Pass your circuit to the `QuantumLens` and ask for a diagnosis.

```python
import hilbertlens as hl
from qiskit.circuit import ParameterVector, QuantumCircuit

# Define your circuit
x = ParameterVector('x', 2)
qc = QuantumCircuit(2)
qc.h([0, 1])
qc.rz(x[0], 0)
qc.rz(x[1], 1)
qc.cx(0, 1) # Entanglement

# Initialize Lens
lens = hl.QuantumLens(qc, params=list(x), framework='qiskit')

# Run Diagnosis (Auto-runs Spectrum and Geometry checks)
lens.diagnose()

```

### 2. Manual Inspection

You can run individual checks and save the plots.

```python
# Check Frequency Spectrum (Capacity)
lens.spectrum(mode='global', save_path="spectrum.png")

# Check Geometry Preservation (using synthetic Swiss Roll)
lens.geometry(save_path="geometry.png")

```

## 🏥 Understanding the Report

* **[GOLD STANDARD]:** Your circuit has a rich spectrum (multiple frequencies) AND preserves geometry. It is ready for research.
* **[SAFE BUT SIMPLE]:** Your circuit is linear (). It will work on simple data (Iris) but underfit complex data (Moons).
* **[BROKEN GEOMETRY]:** Your circuit destroys the data structure (e.g., score < 0.5). Check your data scaling!

## 🔧 Supported Frameworks

* **Qiskit** (Native support)
* **PennyLane** (Auto-detected if installed)


## Sample Output
---
#### Testing with Real Data: Two Moons 
[Test Script: Two Moons](https://raw.githubusercontent.com/mamuncseru/hilbertlens/main/tests/hilbertlens_testing/test_two_moons.py)

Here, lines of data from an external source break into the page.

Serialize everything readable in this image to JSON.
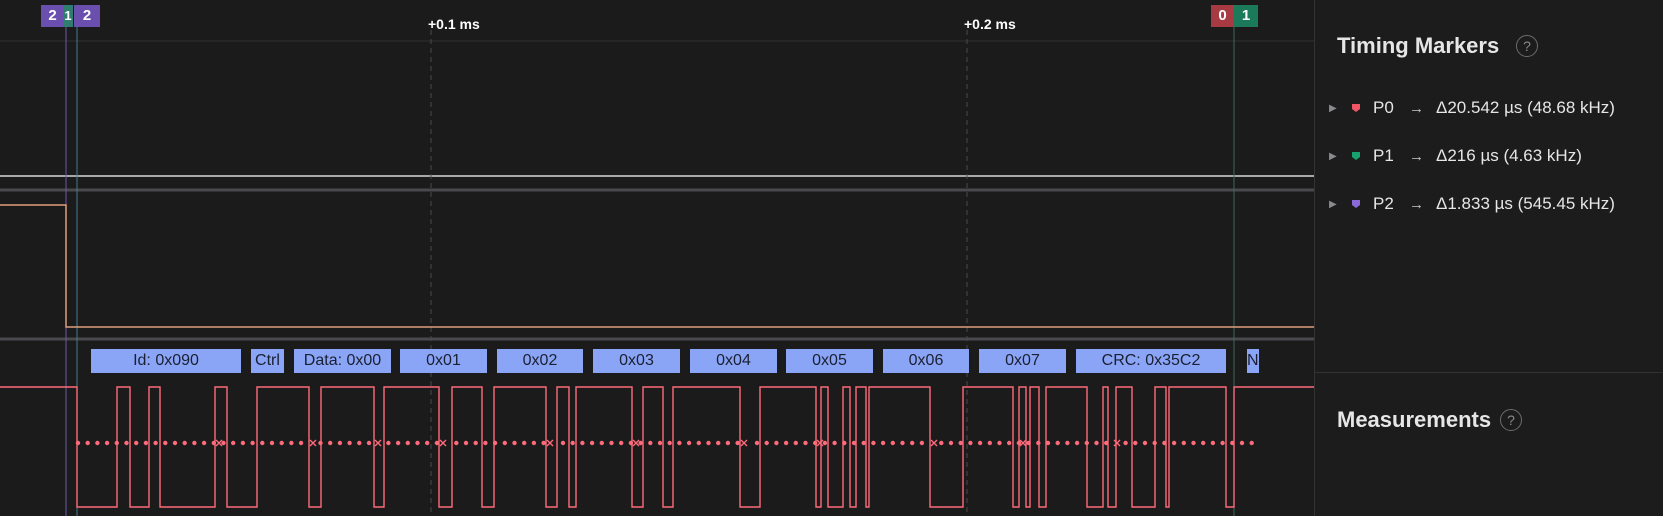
{
  "ruler": {
    "time_labels": [
      "+0.1 ms",
      "+0.2 ms"
    ],
    "left_markers": [
      "2",
      "1",
      "2"
    ],
    "right_markers": [
      "0",
      "1"
    ]
  },
  "colors": {
    "signal": "#ff6b7a",
    "packet_fill": "#8aa5f5",
    "p0": "#e05260",
    "p1": "#1a9e6e",
    "p2": "#7b5fc7"
  },
  "packets": [
    "Id: 0x090",
    "Ctrl",
    "Data: 0x00",
    "0x01",
    "0x02",
    "0x03",
    "0x04",
    "0x05",
    "0x06",
    "0x07",
    "CRC: 0x35C2",
    "N"
  ],
  "panel": {
    "timing_title": "Timing Markers",
    "help_glyph": "?",
    "markers": [
      {
        "name": "P0",
        "delta": "Δ20.542 µs (48.68 kHz)",
        "color": "#f05666",
        "icon": "flag-icon"
      },
      {
        "name": "P1",
        "delta": "Δ216 µs (4.63 kHz)",
        "color": "#18a070",
        "icon": "flag-icon"
      },
      {
        "name": "P2",
        "delta": "Δ1.833 µs (545.45 kHz)",
        "color": "#8a6ad8",
        "icon": "flag-icon"
      }
    ],
    "measurements_title": "Measurements"
  }
}
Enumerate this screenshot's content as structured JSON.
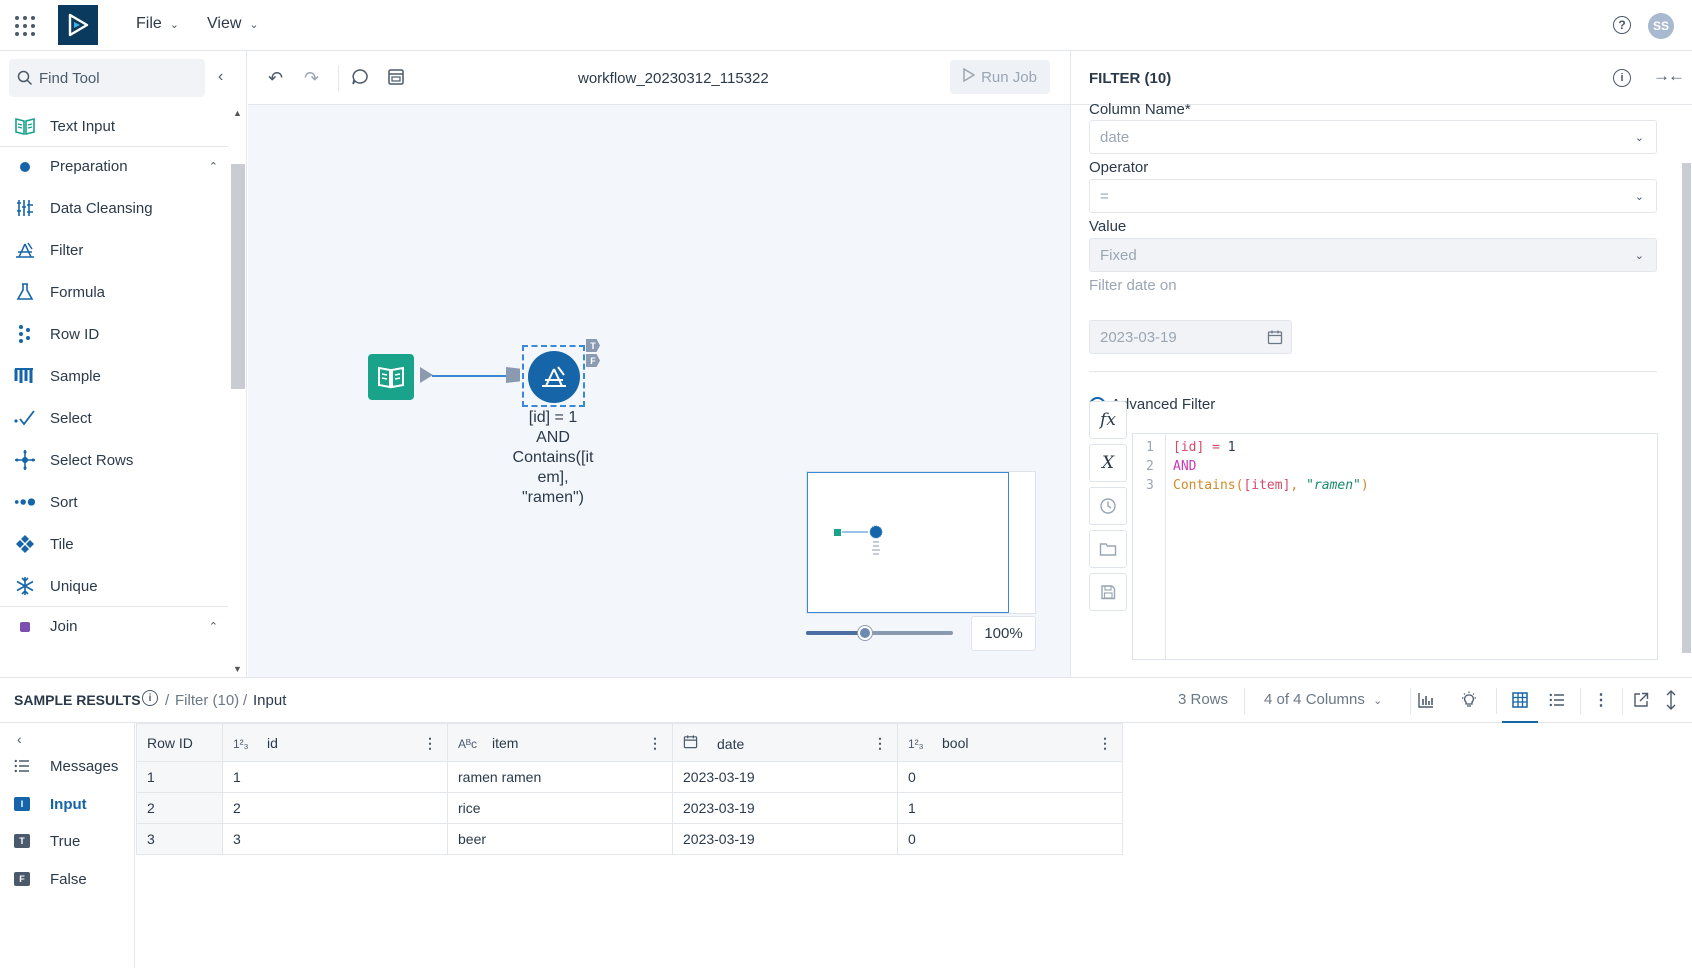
{
  "topbar": {
    "menus": [
      {
        "label": "File"
      },
      {
        "label": "View"
      }
    ],
    "help_icon": "?",
    "avatar_initials": "SS"
  },
  "palette": {
    "search_placeholder": "Find Tool",
    "items": [
      {
        "label": "Text Input",
        "icon": "book-icon",
        "color": "#18a38a"
      },
      {
        "label": "Preparation",
        "icon": "category-dot-icon",
        "color": "#1565a8",
        "category": true
      },
      {
        "label": "Data Cleansing",
        "icon": "cleanse-icon",
        "color": "#1565a8"
      },
      {
        "label": "Filter",
        "icon": "filter-icon",
        "color": "#1565a8"
      },
      {
        "label": "Formula",
        "icon": "flask-icon",
        "color": "#1565a8"
      },
      {
        "label": "Row ID",
        "icon": "row-id-icon",
        "color": "#1565a8"
      },
      {
        "label": "Sample",
        "icon": "sample-icon",
        "color": "#1565a8"
      },
      {
        "label": "Select",
        "icon": "check-icon",
        "color": "#1565a8"
      },
      {
        "label": "Select Rows",
        "icon": "crosshair-icon",
        "color": "#1565a8"
      },
      {
        "label": "Sort",
        "icon": "sort-icon",
        "color": "#1565a8"
      },
      {
        "label": "Tile",
        "icon": "tile-icon",
        "color": "#1565a8"
      },
      {
        "label": "Unique",
        "icon": "snowflake-icon",
        "color": "#1565a8"
      },
      {
        "label": "Join",
        "icon": "category-square-icon",
        "color": "#7a4fb0",
        "category": true
      }
    ]
  },
  "canvas": {
    "workflow_title": "workflow_20230312_115322",
    "run_job_label": "Run Job",
    "filter_node_label_lines": [
      "[id] = 1",
      "AND",
      "Contains([it",
      "em],",
      "\"ramen\")"
    ],
    "true_anchor": "T",
    "false_anchor": "F",
    "zoom_label": "100%",
    "zoom_level": 0.4
  },
  "config": {
    "title": "FILTER (10)",
    "column_name_label": "Column Name*",
    "column_name_value": "date",
    "operator_label": "Operator",
    "operator_value": "=",
    "value_label": "Value",
    "value_value": "Fixed",
    "filter_date_label": "Filter date on",
    "filter_date_value": "2023-03-19",
    "advanced_filter_label": "Advanced Filter",
    "editor_buttons": [
      {
        "label": "fx"
      },
      {
        "label": "X"
      }
    ],
    "code_lines": [
      {
        "num": "1",
        "parts": [
          {
            "t": "[id]",
            "c": "c-red"
          },
          {
            "t": " = ",
            "c": "c-red"
          },
          {
            "t": "1",
            "c": "c-dk"
          }
        ]
      },
      {
        "num": "2",
        "parts": [
          {
            "t": "AND",
            "c": "c-mag"
          }
        ]
      },
      {
        "num": "3",
        "parts": [
          {
            "t": "Contains(",
            "c": "c-org"
          },
          {
            "t": "[item]",
            "c": "c-red"
          },
          {
            "t": ", ",
            "c": "c-org"
          },
          {
            "t": "\"ramen\"",
            "c": "c-str"
          },
          {
            "t": ")",
            "c": "c-org"
          }
        ]
      }
    ]
  },
  "results": {
    "title": "SAMPLE RESULTS",
    "breadcrumb": [
      "Filter (10)",
      "Input"
    ],
    "row_count": "3 Rows",
    "columns_selector": "4 of 4 Columns",
    "side_items": [
      {
        "label": "Messages",
        "icon": "list-icon",
        "badge": ""
      },
      {
        "label": "Input",
        "icon": "input-badge-icon",
        "badge": "I",
        "active": true
      },
      {
        "label": "True",
        "icon": "true-badge-icon",
        "badge": "T"
      },
      {
        "label": "False",
        "icon": "false-badge-icon",
        "badge": "F"
      }
    ],
    "columns": [
      {
        "name": "Row ID",
        "type_icon": ""
      },
      {
        "name": "id",
        "type_icon": "1²₃"
      },
      {
        "name": "item",
        "type_icon": "Aᴮc"
      },
      {
        "name": "date",
        "type_icon": "cal"
      },
      {
        "name": "bool",
        "type_icon": "1²₃"
      }
    ],
    "rows": [
      [
        "1",
        "1",
        "ramen ramen",
        "2023-03-19",
        "0"
      ],
      [
        "2",
        "2",
        "rice",
        "2023-03-19",
        "1"
      ],
      [
        "3",
        "3",
        "beer",
        "2023-03-19",
        "0"
      ]
    ]
  }
}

**Data Shape:** `(200, 2)`  
**Features:** 2  

#### i. Quantum Circuit
**Circuit Created:** 2-Qubit Entangled Network

![Two Moons Encoding Circuit](https://raw.githubusercontent.com/mamuncseru/hilbertlens/main/tests/hilbertlens_testing/two_moons_encoding_circuit.png)

**[HilbertLens]** Initialized for framework: `qiskit`


#### ii. Geometry Check (Two Moons)

**Status:** Analyzing Geometry  
- **Geometry Score (Spearman Correlation):** `0.9182`  
- **Output:** `moons_geometry.png`



#### iii. Spectrum Check

**Status:** Computing Spectrum  
**Mode:** Global

**Dominant Frequencies — Global Sweep**
- **k = 1.0** | Power: `0.446`  
- **k = 3.0** | Power: `0.442`  
- **k = 2.0** | Power: `0.112`  

**Output:** `moons_spectrum.png`
![Two Moons Spectrum](https://raw.githubusercontent.com/mamuncseru/hilbertlens/main/tests/hilbertlens_testing/moons_spectrum.png)

#### HILBERTLENS DIAGNOSIS REPORT

### [1] Spectrum Analysis — Capacity & Expressibility
- **Active Frequencies:** 3 (Richness)  
- **Max Frequency:** `k = 3.0` (Bandwidth)  
- **Category:** High Capacity (Rich Expressibility)  
- **Assessment:** Complex spectrum with three active frequencies; capable of deep nuance.  
- **Advice:** Gold standard. Capable of universal classification.


#### [2] Geometry Analysis — Inductive Bias
- **Preservation Score:** `0.9182` (Spearman ρ)  
- **Category:** Excellent Preservation  
- **Assessment:** The quantum kernel faithfully preserves the topological structure of the input data.


#### [3] Final Verdict

> **[GOLD STANDARD] READY FOR RESEARCH**  
> Your circuit exhibits **High Capacity (Rich Spectrum)** and **Stable Geometry**.  
> It can learn complex decision boundaries without breaking data topology.